Tonight he plans to listen to the music. Cal had never encountered a tin whistle till he moved here. He is unconvinced that he would enjoy the sound at, say, a school concert or a police bar in downtown Chicago, but here it seems fitting: it sits right with the warm, uncompromising raggedness of the pub, and makes him keenly aware of the quiet expanse spreading in every direction outside these four walls. When the grasshopper-skinny old musician brings it out, a few times a month, Cal sits a couple of stools away from the talkers and listens.
This means he’s halfway through his second pint before he tunes in to the argument going on down the bar. It catches his ear because it sounds unusual. Mostly the arguments in here are the well-worn kind that can be made to stretch for years or decades, resurfacing periodically when there’s nothing fresh to discuss. They involve farming methods, the relative uselessness of various local and national politicians, whether the wall on the western side of the Strokestown road should be replaced by fencing, and whether Tommy Moynihan’s fancy conservatory is a nice touch of modern glamour or an example of jumped-up notions. Everyone already knows everyone else’s stance on the issues—except Mart’s, since he tends to switch sides regularly to keep things interesting—and is eager for Cal’s input to mix the conversation up a little.

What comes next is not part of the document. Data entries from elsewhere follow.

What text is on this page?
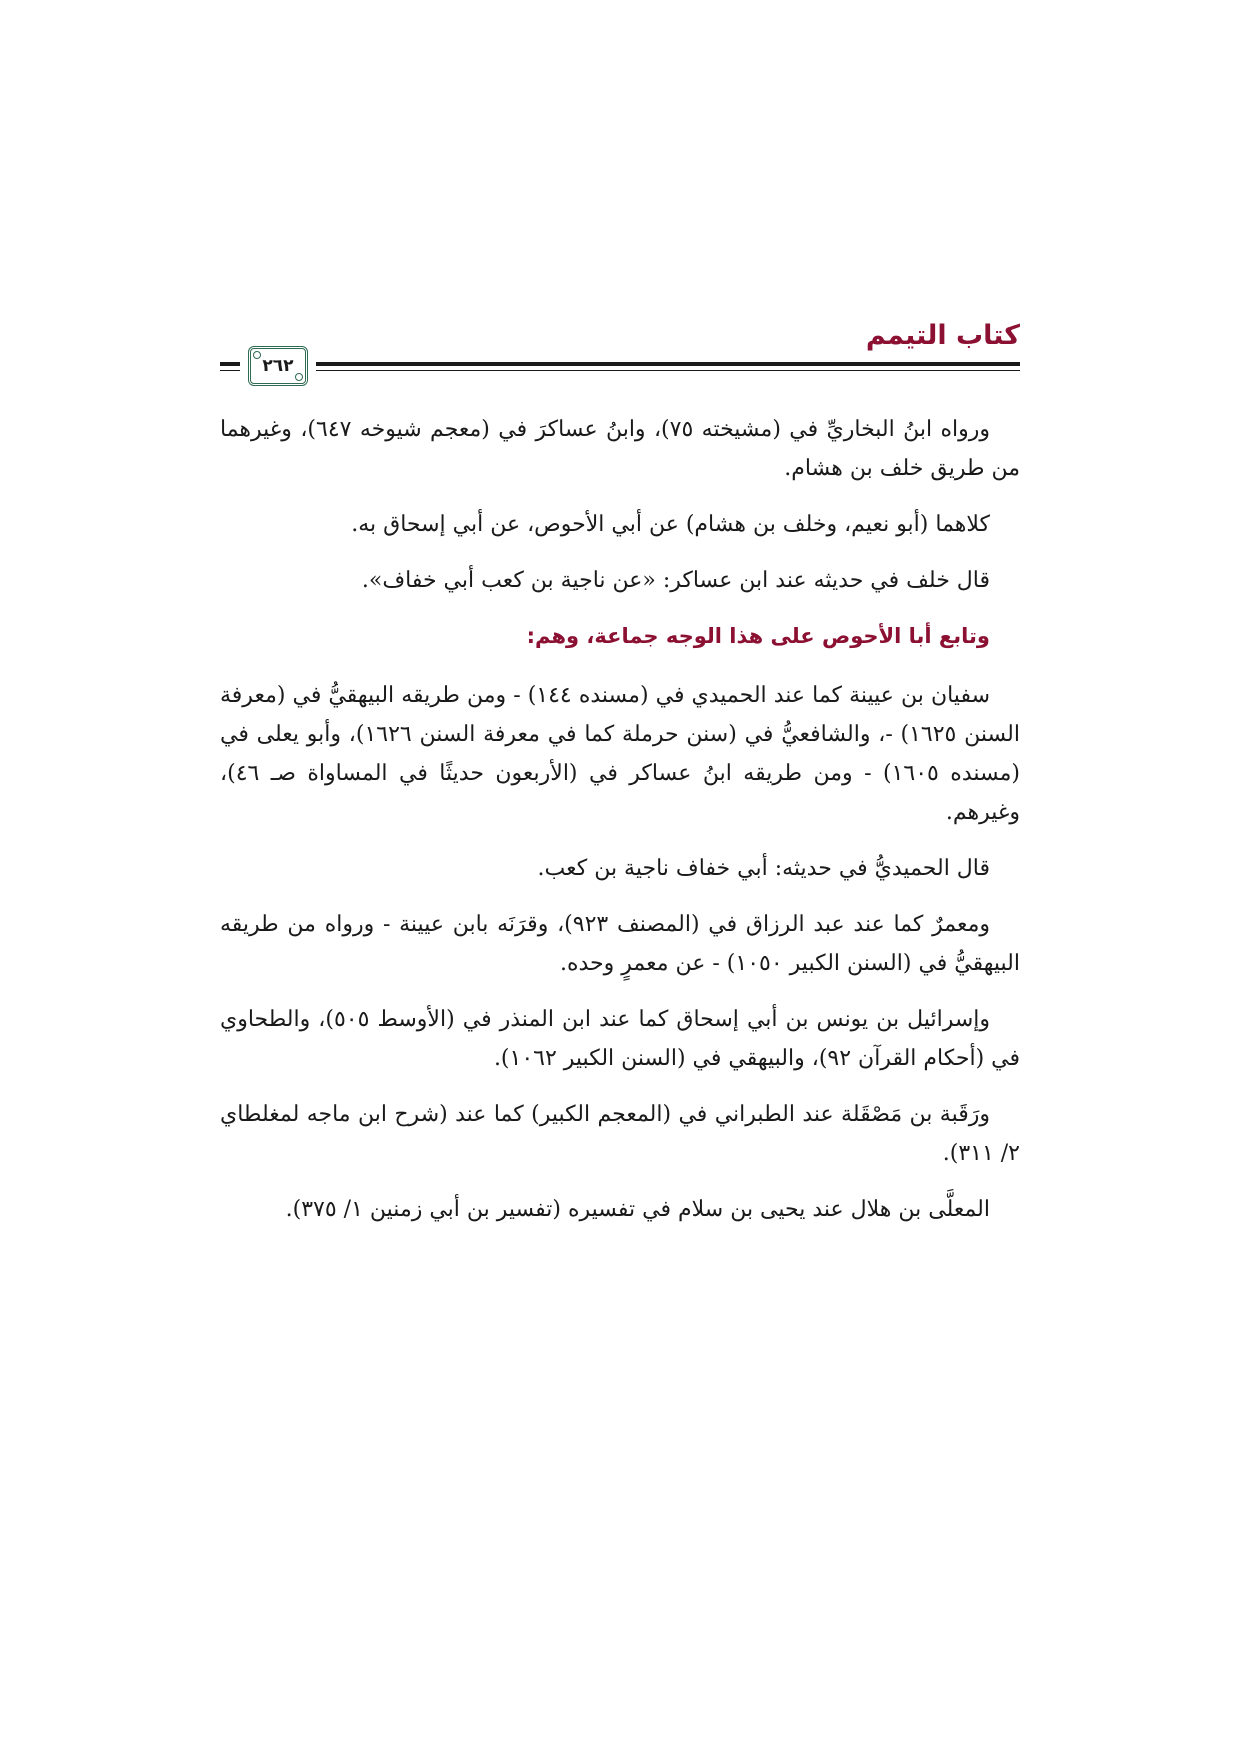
كتاب التيمم
٢٦٢

ورواه ابنُ البخاريِّ في (مشيخته ٧٥)، وابنُ عساكرَ في (معجم شيوخه ٦٤٧)، وغيرهما من طريق خلف بن هشام.

كلاهما (أبو نعيم، وخلف بن هشام) عن أبي الأحوص، عن أبي إسحاق به.

قال خلف في حديثه عند ابن عساكر: «عن ناجية بن كعب أبي خفاف».

وتابع أبا الأحوص على هذا الوجه جماعة، وهم:

سفيان بن عيينة كما عند الحميدي في (مسنده ١٤٤) - ومن طريقه البيهقيُّ في (معرفة السنن ١٦٢٥) -، والشافعيُّ في (سنن حرملة كما في معرفة السنن ١٦٢٦)، وأبو يعلى في (مسنده ١٦٠٥) - ومن طريقه ابنُ عساكر في (الأربعون حديثًا في المساواة صـ ٤٦)، وغيرهم.

قال الحميديُّ في حديثه: أبي خفاف ناجية بن كعب.

ومعمرٌ كما عند عبد الرزاق في (المصنف ٩٢٣)، وقرَنَه بابن عيينة - ورواه من طريقه البيهقيُّ في (السنن الكبير ١٠٥٠) - عن معمرٍ وحده.

وإسرائيل بن يونس بن أبي إسحاق كما عند ابن المنذر في (الأوسط ٥٠٥)، والطحاوي في (أحكام القرآن ٩٢)، والبيهقي في (السنن الكبير ١٠٦٢).

ورَقَبة بن مَصْقَلة عند الطبراني في (المعجم الكبير) كما عند (شرح ابن ماجه لمغلطاي ٢/ ٣١١).

المعلَّى بن هلال عند يحيى بن سلام في تفسيره (تفسير بن أبي زمنين ١/ ٣٧٥).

This argument has a different ring to it, louder and messier, like it’s one they haven’t practiced. “There’s no dog could do that,” the guy at the end of the bar is saying stubbornly. He’s little and round, with a little round head perched on top, and he tends to wind up on the wrong end of jokes; generally he seems OK with this, but this time he’s turning red in the face with vehemence and outrage. “Did you even look at them cuts? It wasn’t teeth that done that.”
“Then what d’you think done it?” demands the big bald slab of a guy nearest to Cal. “The fairies?”
“Feck off. I’m only saying, it was no animal.”
“Not them fecking aliens again,” says the third guy, raising his eyes from his pint. He’s a long gloomy streak with his cap pulled down close over his face. Cal has heard him say a total of about five sentences.
“Don’t mock,” the little guy orders him. “You’re saying that because you’re uninformed. If you ever paid any notice to what’s going on right above your thick head—”
“A crow would shite in my eye.”
“We’ll ask him,” the big guy says, pointing his thumb at Cal. “Neutral party.”
“Sure, what would he know about it?”
The big guy—Cal is pretty sure his name is Senan, and he mostly gets the last word—ignores this. “Come here,” he says, shifting his bulk around on the bar stool to face Cal. “Listen to this. Night before last, something kilt one of Bobby’s sheep. Took out its throat, its tongue, its eyes and its arse; left the rest.”
“Sliced out,” Bobby says.
Senan ignores this. “What would you say done it, hah?”
“Not my area,” Cal says.
“I’m not asking for an expert scientific opinion. I’m only asking for common sense. What done it?”
“If I was a gambling man,” Cal says, “my money’d be on an animal.”
“What animal?” Bobby demands. “We’ve no coyotes or mountain lions here. A fox won’t touch a grown ewe. A rogue dog would’ve ripped her to bits.”
Cal shrugs. “Maybe a dog took out the throat, then got scared off. Birds did the rest.”
That gets a moment’s pause, and a raised eyebrow from Senan. They had him pegged as a city boy, which is only partly true. They’re re-evaluating.